Like much modern nature writing, Invasive Aliens has the feel of an extended magazine feature (not helped by the author’s fluent journalese). Eatherley combines potted species histories with site visits (deer at Woburn, quagga mussels at Staines Moor) and ecological detail, delivered knowledgeably and with authority. He reaches back into ancient history to challenge the idea of the ‘native’ animal (the first rabbits brought to Britain, he reveals, were a feeble species, unable even to dig their own burrows). Only at the beginning and end of the book, however, does he really address and engage robustly with the philosophical complexity of his subject. One needn’t subscribe to the unorthodox arguments of Fred Pearce’s The New Wild and Ken Thompson’s Where Do Camels Belong? to wish that the rest of this book had a little more of their zest and animation.

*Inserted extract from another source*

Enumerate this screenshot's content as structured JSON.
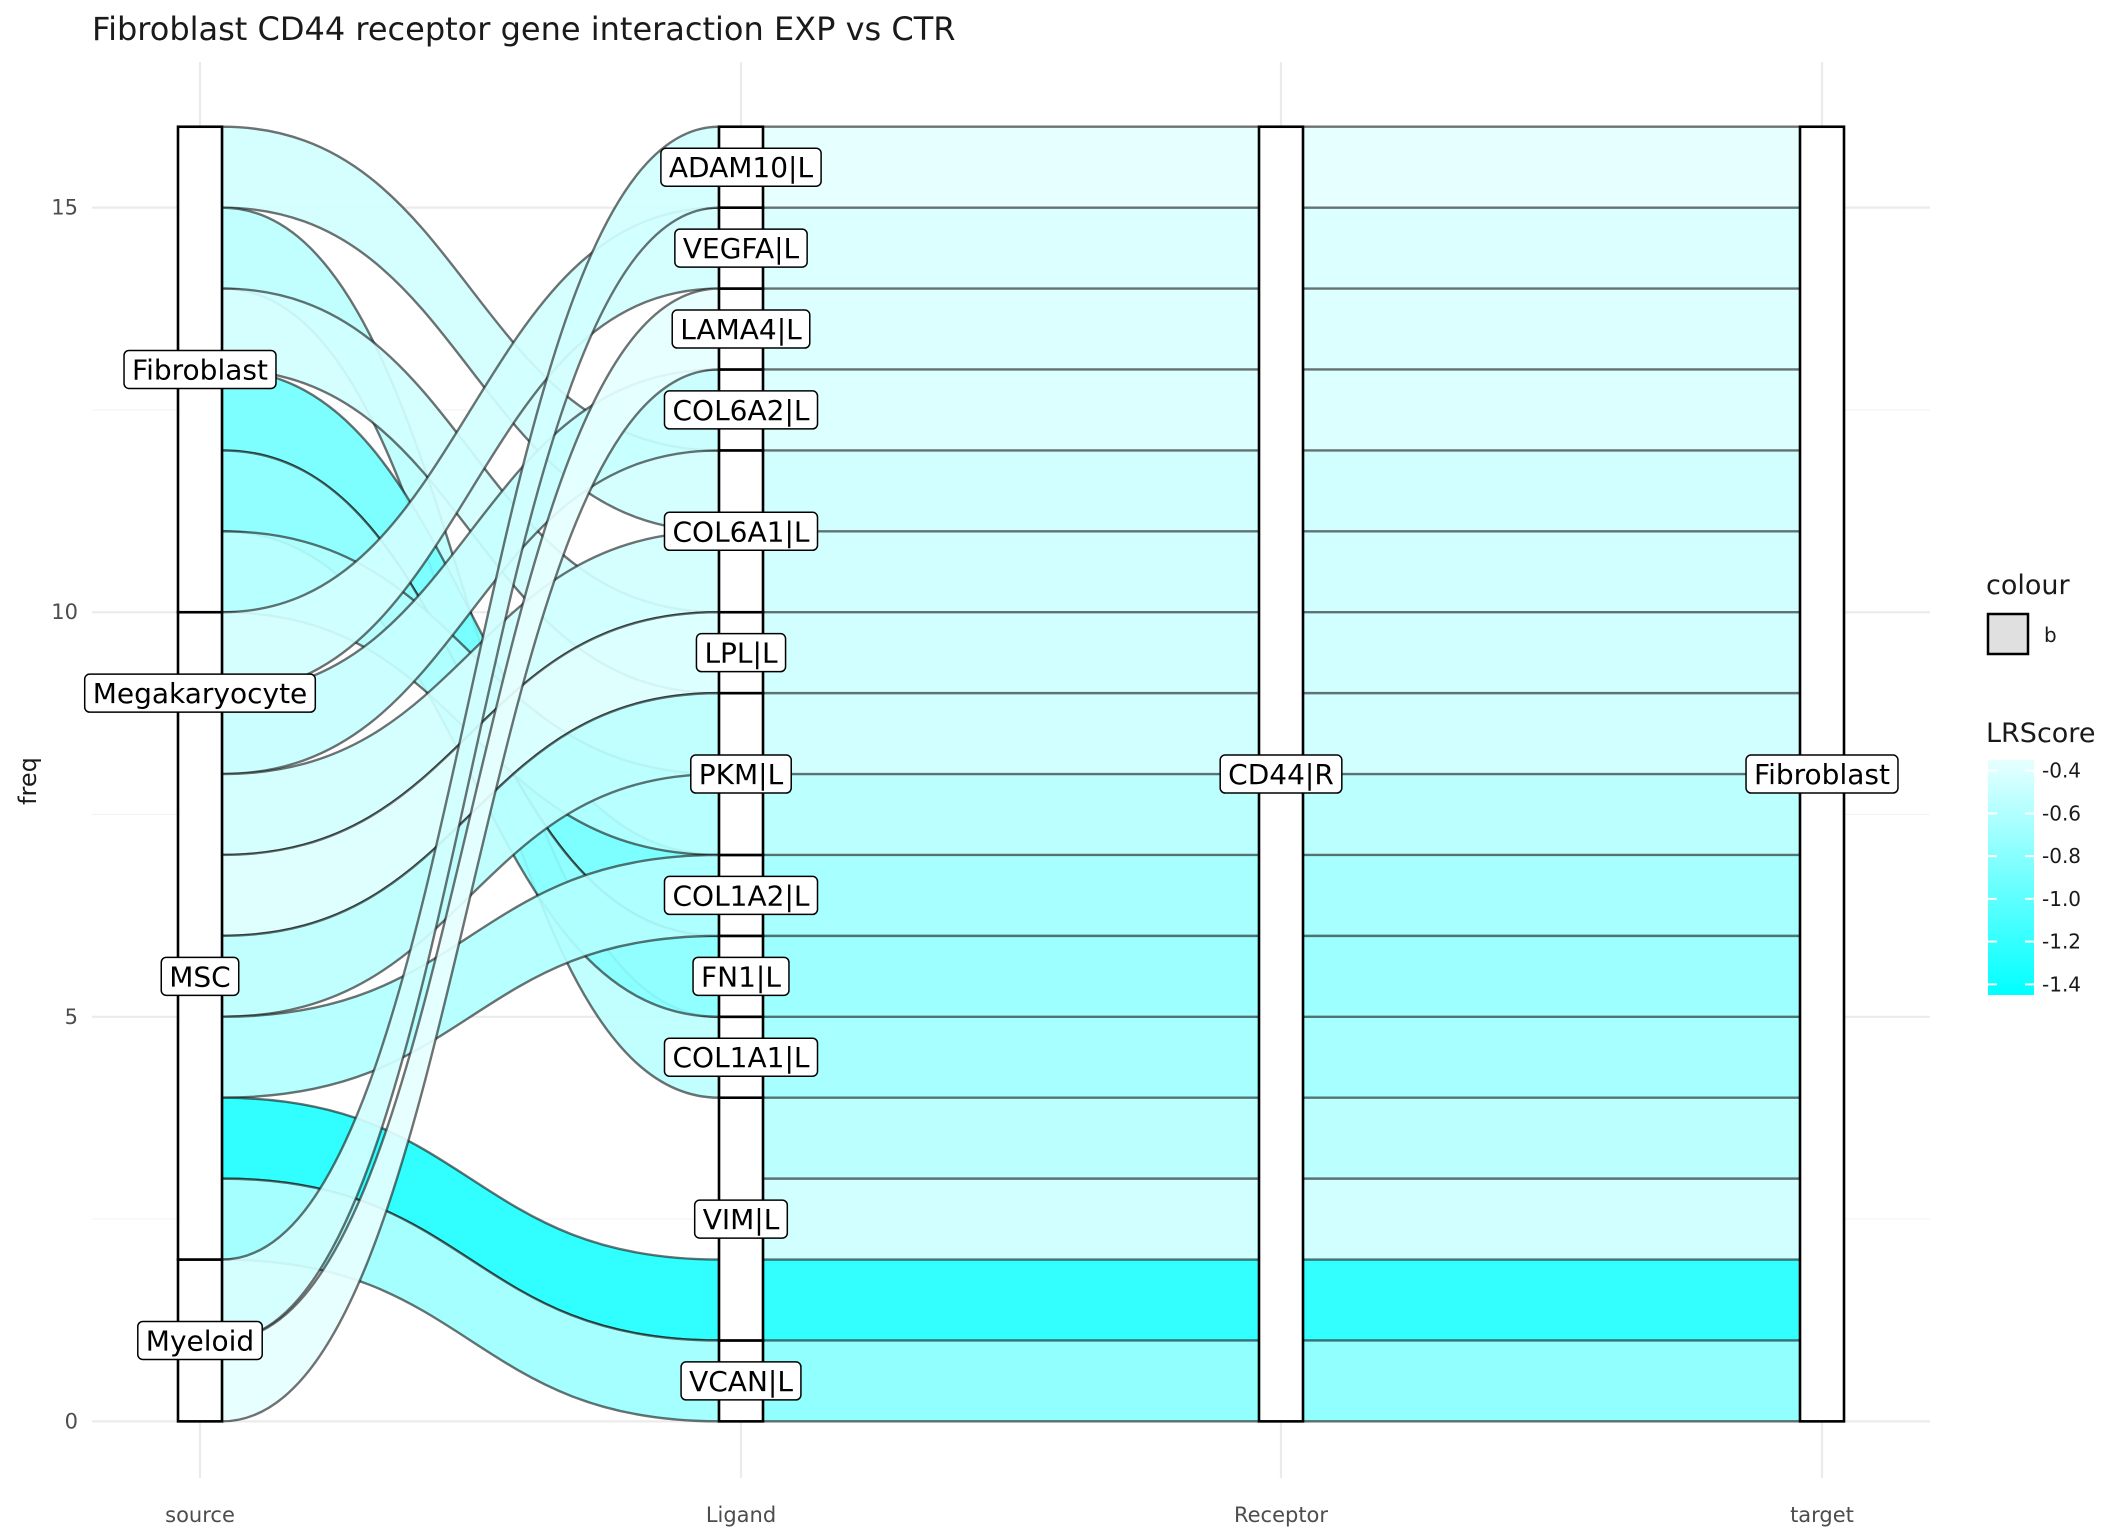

Eatherley is very good on the new fronts opened up in invasion ecology by changes in human behaviour. The accumulation of plastic flotsam in the oceans, for instance, will soon create ‘a whole new highway of marine invasion’. The clumsy hand of humanity is never far from the narrative here – and nor will it be in the future, where, in a warming world criss-crossed by trade routes, Eatherley foresees new threats appearing from practically every direction.